The satellite data vindicated fracking as the source of the Four Corners hot spot, because images dating back to 2009 — before the current surge in hydraulic fracturing in the area had begun — showed the concentration of methane already existed.
Together, the satellite imagery and the research at Los Alamos show that fugitive methane levels in the Four Corners region are three times greater than what the Environmental Protection Agency believed them to be. The EPA acknowledges methane as one of the greenhouse gases whose prevalence in the atmosphere is responsible for rising temperatures on Earth.

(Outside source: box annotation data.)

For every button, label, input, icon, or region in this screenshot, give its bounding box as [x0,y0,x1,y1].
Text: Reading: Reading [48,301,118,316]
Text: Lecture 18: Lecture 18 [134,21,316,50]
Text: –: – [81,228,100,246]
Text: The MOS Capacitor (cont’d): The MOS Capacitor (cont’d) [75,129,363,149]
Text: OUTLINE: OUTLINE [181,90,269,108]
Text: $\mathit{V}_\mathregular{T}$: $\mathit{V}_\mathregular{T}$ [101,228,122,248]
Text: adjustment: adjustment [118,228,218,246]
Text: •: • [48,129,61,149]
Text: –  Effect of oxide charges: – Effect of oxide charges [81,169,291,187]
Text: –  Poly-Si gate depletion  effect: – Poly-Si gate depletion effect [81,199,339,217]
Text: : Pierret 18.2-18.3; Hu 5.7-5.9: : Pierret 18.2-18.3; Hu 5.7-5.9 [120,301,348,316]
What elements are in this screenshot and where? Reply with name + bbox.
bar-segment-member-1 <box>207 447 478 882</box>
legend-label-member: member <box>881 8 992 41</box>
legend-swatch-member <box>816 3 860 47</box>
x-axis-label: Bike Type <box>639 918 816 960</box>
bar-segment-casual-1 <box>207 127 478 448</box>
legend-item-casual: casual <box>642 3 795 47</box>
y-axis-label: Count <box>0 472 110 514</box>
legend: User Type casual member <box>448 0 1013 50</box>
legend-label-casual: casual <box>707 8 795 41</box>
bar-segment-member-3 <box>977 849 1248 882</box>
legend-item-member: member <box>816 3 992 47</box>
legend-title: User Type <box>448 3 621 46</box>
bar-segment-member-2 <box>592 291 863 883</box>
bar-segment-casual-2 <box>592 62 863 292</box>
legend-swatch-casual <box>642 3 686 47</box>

With timing eliminating fracking as the primary cause of the hot spot, researchers focused their attention on historical activities and geological factors in the Four Corners. Its coal-rich makeup and the decades of flourishing coal mines that preceded researchers’ methane measurements pointed to a nexus, Dubey said, conceding that even his team expected that its research would find fracking responsible for the methane leak.
“This is not the last word,” Dubey said, “but it is a surprise.”
He acknowledges that more work is needed to identify exactly why so much methane is escaping into the atmosphere above the Four Corners. While coal mining in the area was a “dominant activity,” as Dubey puts it, he said more research is needed to determine the contributions to the cloud from naturally occurring methane seepage from coal seams and agricultural methane. He sees value in continuing that work, which to date has not been authorized or funded.
“We need to really understand fugitive leaks both from past activities and in future activities,” he said.
Developing credible baseline measurements for fugitive methane is a crucial step toward quantifying the environmental effects of fracking as time goes on, Dubey said. If such a baseline or a strategy to harness the natural gas escaping into the atmosphere evolve from it, then Dubey said history will view the Four Corners project as a success.
“Before this,” he said, “we were running blind.”